« Au quotidien » revient pour une nouvelle année, en commençant par cet extrait d’un entretien avec Marie David, Ingénieure diplômée de l’École polytechnique, spécialiste de l’intelligence artificielle et auteur de « Intelligence artificielle. La nouvelle barbarie » (éditions du Rocher), publié dans Marianne (23 décembre 2021).
l’utilisation croissante de l’IA et des algorithmes s’inscrit dans un mouvement de dépossession du monde par un système technicien désormais hors de contrôle. Vous êtes aujourd’hui contraint d’avoir non seulement un accès à Internet, mais également un smartphone pour une part importante de la vie en société. La plupart de nos interactions avec le monde extérieur sont médiatisées par des algorithmes : c’est trop difficile de rencontrer quelqu’un, alors on s’en remet à l’algorithme de Tinder. On ne sait pas quoi faire le soir, alors on laisse l’algorithme Netflix choisir un film pour nous. Et c’est celui de Facebook qui décide des actualités qu’on va lire…
La tyrannie de l’IA est-elle la conséquence de celle des chiffres ?
Vivre dans un monde où tout se mesure, où ce qui n’est pas chiffrable n’a pas d’existence (en témoigne le fait qu’on n’empêche pas l’extinction de masse du vivant – car il est impossible de lui attribuer une valeur marchande) conduit à une recherche permanente d’une optimisation, au détriment d’un rapport plus entier au monde.
Dans les grandes villes, on voit fleurir des publicités pour des applications qui permettent de se faire livrer ses courses en dix minutes. C’est l’exemple même d’un faux besoin – qui cache, en outre, des emplois précaires et dangereux… Notons que le prétendu temps gagné par la personne qui fait ses courses avec une application sera sans doute employé à parcourir un fil Instagram ou TikTok. La boucle est bouclée…
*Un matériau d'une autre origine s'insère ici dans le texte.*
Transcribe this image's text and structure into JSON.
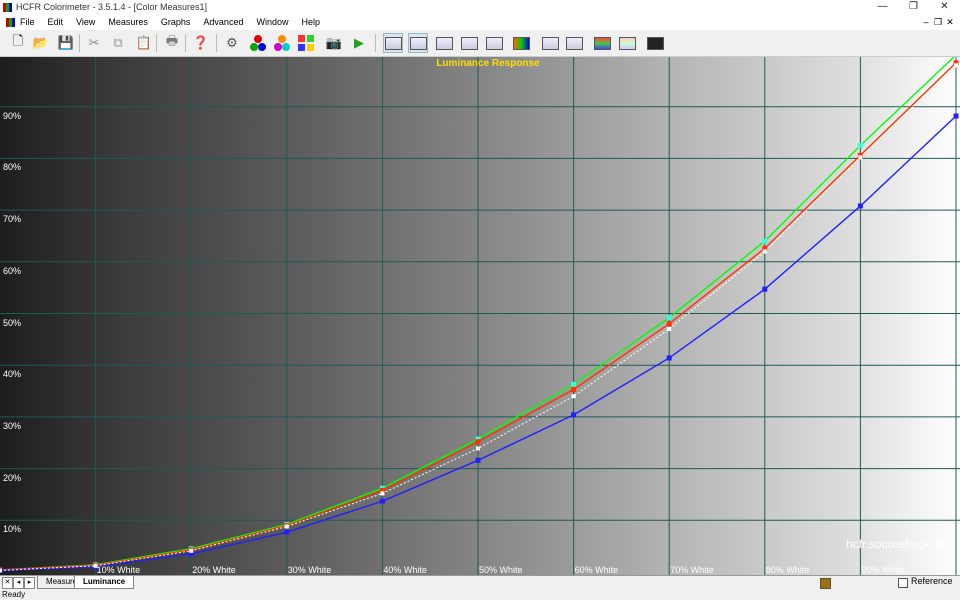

« On peut discuter de tout, sauf des chiffres », entend-on souvent. Les chiffres suffisent-ils à la prise de décision ?
Pendant la crise du Covid, on a aussi observé que les chiffres, finalement, ne signifiaient plus rien, ni ne permettaient de trancher. On observe donc cet effet paradoxal : on communique de plus en plus de chiffres, tout argument se ramène à « une étude montre que », mais alors qu’on attend des chiffres qu’ils donnent un sens au monde, en réalité, ils ne mènent qu’à la confusion et à l’aporie. En témoignent les nombreux débats sur l’efficacité des vaccins, la pertinence de telle ou telle mesure sanitaire : les mêmes chiffres sont utilisés par les partis opposés, sans qu’ils créent le moindre consensus. Cette confusion vient du fait que les chiffres en eux-mêmes ne disent rien, puisque les décisions fondamentales, celles qui touchent à la morale, par exemple, ne peuvent se chiffrer, ni résulter d’une optimisation. Les débats sur l’éthique des algorithmes ne prennent pas en compte ce fait fondamental. Or il faudrait retirer aux algorithmes toute capacité de prendre des décisions morales.